Gli indignati della Val Susa sono le persone normali, la gente semplice, quelli che non si accodano alle manifestazioni dei No Tav e tantomeno scendono fino a Roma per protestare. Sono la grande maggioranza degli abitanti, ma non hanno voce. Sono favorevoli al tunnel dell’Alta velocità ferroviaria, ma non possono dirlo. Sono esasperati dalla tensione che aleggia in questo angolo di Piemonte, ma si sono rassegnati.

Domenica nei boschi della val Clarea per raggiungere la baita No Tav sono scesi in meno di cinquemila. Basterebbe questo numero a misurare quanto è cambiata la situazione dal 2005, quando scoppiarono i primi gravi disordini. Allora in strada sfilarono 30mila persone, una marea umana invase la statale del Moncenisio, dominava la preoccupazione per l’amianto e l’uranio presenti nelle montagne da traforare. Fu un movimento di massa che Roma capì tardi, mentre fece la fortuna di qualche politico locale e dei centri sociali di Torino.

Oggi è tutto diverso. Il tracciato è cambiato, sono stati siglati accordi con gli enti locali, la stessa sinistra è divisa tra favorevoli e contrari ai treni veloci. Ma soprattutto è arrivata la crisi economica. La Val Susa viveva dell’indotto Fiat, che oggi è svanito in uno strano silenzio, perché tutti erano concentrati su Mirafiori. Le strade sono costeggiate da capannoni in vendita. Nei bar gli operai disoccupati o in cassa integrazione raccontano i problemi per arrivare a fine mese. Molti meridionali riprendono la via del ritorno. Nemmeno al Sud si trova lavoro facilmente, ma almeno la casa è di famiglia, la vita costa meno, non c’è il riscaldamento da pagare.
«Qui i paesi si svuotano. Ho due figli: uno è precario a Torino, l’altro ha trovato impiego a Copenaghen. Aspettiamo i lavori del tunnel come una manna», confessa Antonio I., cinquantatreenne di origini calabresi ex dipendente della Gestind di Bruzolo, azienda dell’indotto Fiat chiusa a gennaio.

Magari non ambisce a fare il minatore, ma un’opera colossale come la Tav garantisce almeno 12mila posti di lavoro tra cantieri e alberghi, oltre a decine di milioni di euro in opere di compensazione. «Tra pochi mesi a 20 chilometri da qui apre il cantiere per il raddoppio della galleria autostradale del Frejus: sono 200 posti di lavoro - protesta un dipendente della Italcoge, l’impresa di Susa incaricata di recintare il cantiere Tav di Chiomonte e fallita lo scorso agosto - ma di quel tunnel nessuno si lamenta».

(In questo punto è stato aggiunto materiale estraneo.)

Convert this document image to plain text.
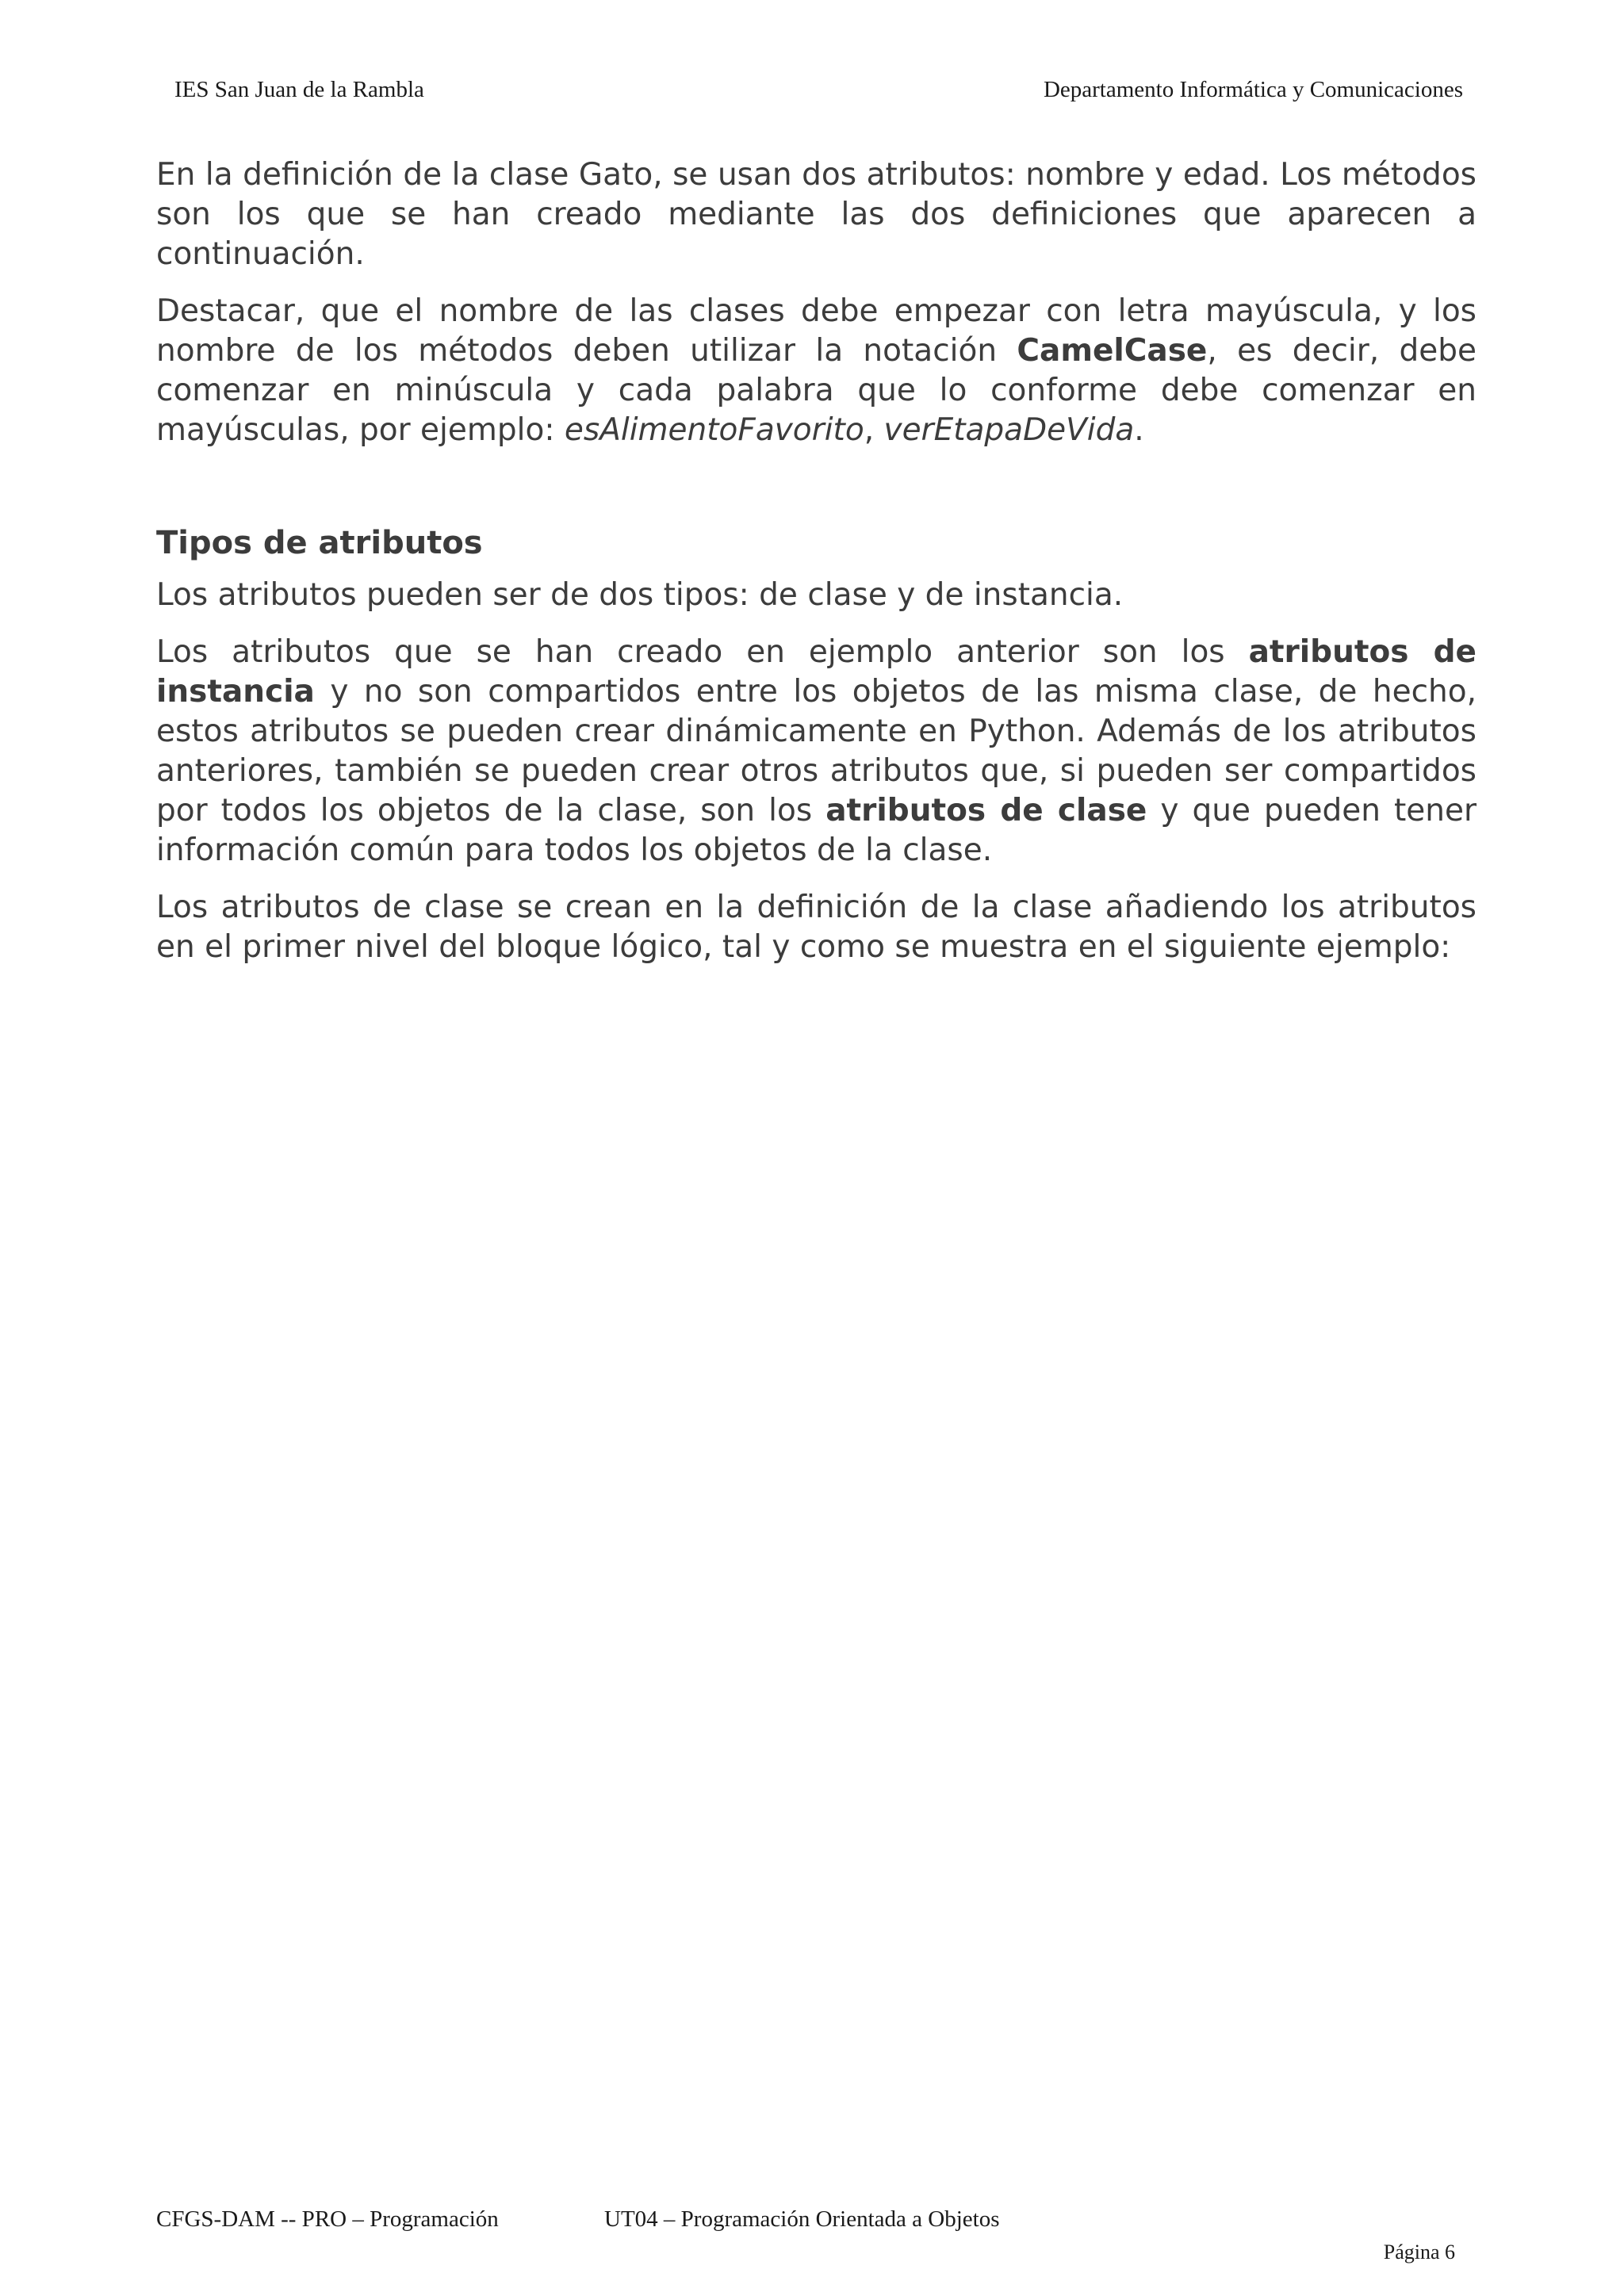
IES San Juan de la Rambla	Departamento Informática y Comunicaciones

En la definición de la clase Gato, se usan dos atributos: nombre y edad. Los métodos son los que se han creado mediante las dos definiciones que aparecen a continuación.

Destacar, que el nombre de las clases debe empezar con letra mayúscula, y los nombre de los métodos deben utilizar la notación CamelCase, es decir, debe comenzar en minúscula y cada palabra que lo conforme debe comenzar en mayúsculas, por ejemplo: esAlimentoFavorito, verEtapaDeVida.

Tipos de atributos

Los atributos pueden ser de dos tipos: de clase y de instancia.

Los atributos que se han creado en ejemplo anterior son los atributos de instancia y no son compartidos entre los objetos de las misma clase, de hecho, estos atributos se pueden crear dinámicamente en Python. Además de los atributos anteriores, también se pueden crear otros atributos que, si pueden ser compartidos por todos los objetos de la clase, son los atributos de clase y que pueden tener información común para todos los objetos de la clase.

Los atributos de clase se crean en la definición de la clase añadiendo los atributos en el primer nivel del bloque lógico, tal y como se muestra en el siguiente ejemplo:

CFGS-DAM -- PRO – Programación	UT04 – Programación Orientada a Objetos
Página 6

Forse si tace perché Sandro Plano, presidente della Comunità montana, è dipendente della Sitaf, società che gestisce l’autostrada Torino-Bardonecchia. Sul raddoppio del Frejus, Plano si è detto «tecnicamente a favore e politicamente contro». Anche sulla Tav fa l’equilibrista. Ma la gente non ne può più dei piedi tenuti in due staffe. «Li conosciamo bene i No Tav - dice A.C., artigiano piastrellista - tutta gente che sta bene, con un lavoro sicuro per marito e moglie, in banca, all’Enel, alle poste, a scuola. Loro non soffrono la crisi.

Ma io non posso dire che sono a favore dell’Alta velocità perché mi farebbero cattiva pubblicità sui loro blog». L’anonimato è d’obbligo a Susa, se non appartieni alla famiglia dei contestatori. Il clima è pesante. «Certi amici mi salutano a fatica - confessa un albergatore - altri mi raccontano che l’indottrinamento No Tav comincia nelle scuole dei figli. I turisti disertano: con l’autostrada chiusa ogni domenica per le manifestazioni, chi va in Francia passa sotto il Monte Bianco, strada più lunga ma sicura».

Ora il governo darà una mano ai Sì Tav: la bozza del decreto Sviluppo prevede che i terreni interessati ai lavori per la Torino-Lione diventino «aree di interesse strategico nazionale». Zone militari. Chiunque vi si introdurrà (come le migliaia di manifestanti di domenica) o impedirà l’accesso autorizzato alle aree sarà punito a norma dell’articolo 682 del Codice penale: arresto da tre mesi a un anno o ammenda fino a 309 euro. La norma intende «assicurare la realizzazione della linea ferroviaria» e «garantire il regolare svolgimento dei lavori». «È di straordinaria importanza - si legge nella bozza - rispettare i tempi indicati dalla Ue».